= Rajni Sekhri Sibal =

Indian retired government officer

Rajni Sekhri Sibal is a retired Indian Administrative Service government officer of the Haryana cadre, from the 1986 batch. Currently, she serves as the Independent External Monitor (IEM) of the Security Exchange Board of India (SEBI) and EXIM (Export-Import) Bank.

== Career ==
In 1986, she became the fifth woman to stand first in the UPSC Civil Services Exam (Indian Civil Services). During her service tenure, she has held various roles in the Government of India and the Government of Haryana.
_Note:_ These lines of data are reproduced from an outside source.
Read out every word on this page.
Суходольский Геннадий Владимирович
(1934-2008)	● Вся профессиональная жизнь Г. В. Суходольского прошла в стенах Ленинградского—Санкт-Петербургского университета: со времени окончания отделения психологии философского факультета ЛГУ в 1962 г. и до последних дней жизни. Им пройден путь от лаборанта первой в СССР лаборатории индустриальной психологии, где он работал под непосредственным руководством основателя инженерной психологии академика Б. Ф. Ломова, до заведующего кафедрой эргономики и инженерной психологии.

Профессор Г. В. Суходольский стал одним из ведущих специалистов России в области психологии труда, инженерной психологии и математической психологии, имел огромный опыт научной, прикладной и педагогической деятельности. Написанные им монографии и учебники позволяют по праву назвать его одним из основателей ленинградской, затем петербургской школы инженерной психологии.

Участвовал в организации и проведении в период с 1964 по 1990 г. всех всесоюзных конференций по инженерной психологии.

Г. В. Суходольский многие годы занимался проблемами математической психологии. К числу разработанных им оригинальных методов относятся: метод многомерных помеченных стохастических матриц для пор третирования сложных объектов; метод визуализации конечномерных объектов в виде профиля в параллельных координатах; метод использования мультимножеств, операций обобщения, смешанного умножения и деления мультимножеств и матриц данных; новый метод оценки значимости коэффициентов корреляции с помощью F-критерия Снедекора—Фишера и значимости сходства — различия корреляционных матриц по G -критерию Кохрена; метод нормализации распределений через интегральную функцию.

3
In 2017, she was named the Director General, of Employment and Training under the Ministry of Labour and Employment. During this period, she also headed the National Institute of Entrepreneurship and Small Business Development. Prior to that, she was Additional Secretary, Ministry of Home Affairs, Government of India.

In 2020, she retired after having served as the first secretary of the Ministry of Fisheries.

In 2024, she joined the board of directors of the Paytm Payments Bank as an independent director.

== Notable work ==
During her tenure as Director - Primary Education, Government of Haryana in 2002, Sibal played a crucial role in exposing and prosecuting the JBT teachers recruitment scam. This scam involved the illegal recruitment of over 3,000 teachers in 1999-2000, with the use of forged documents. Sibal's efforts led to the case being brought to the attention of the Supreme Court, which subsequently ordered a CBI probe. As a result of the investigation, 55 individuals, including former Chief Minister Om Prakash Chautala and his son Ajay, were convicted. Sibal, who served as the Director of Primary Education at the time, was succeeded by IAS officer Sanjiv Kumar, who was also implicated and convicted in the case.

== Books ==
Sibal is an author and poet. She has authored various books, namely: Cloud’s End and Beyond, Fragrant Words, Kamadhenu, Are You Prepared for a Disaster?, The Haunting Himalayas, Asariri, Women of Influence and The Guru - Guru Nanak's Saakhis.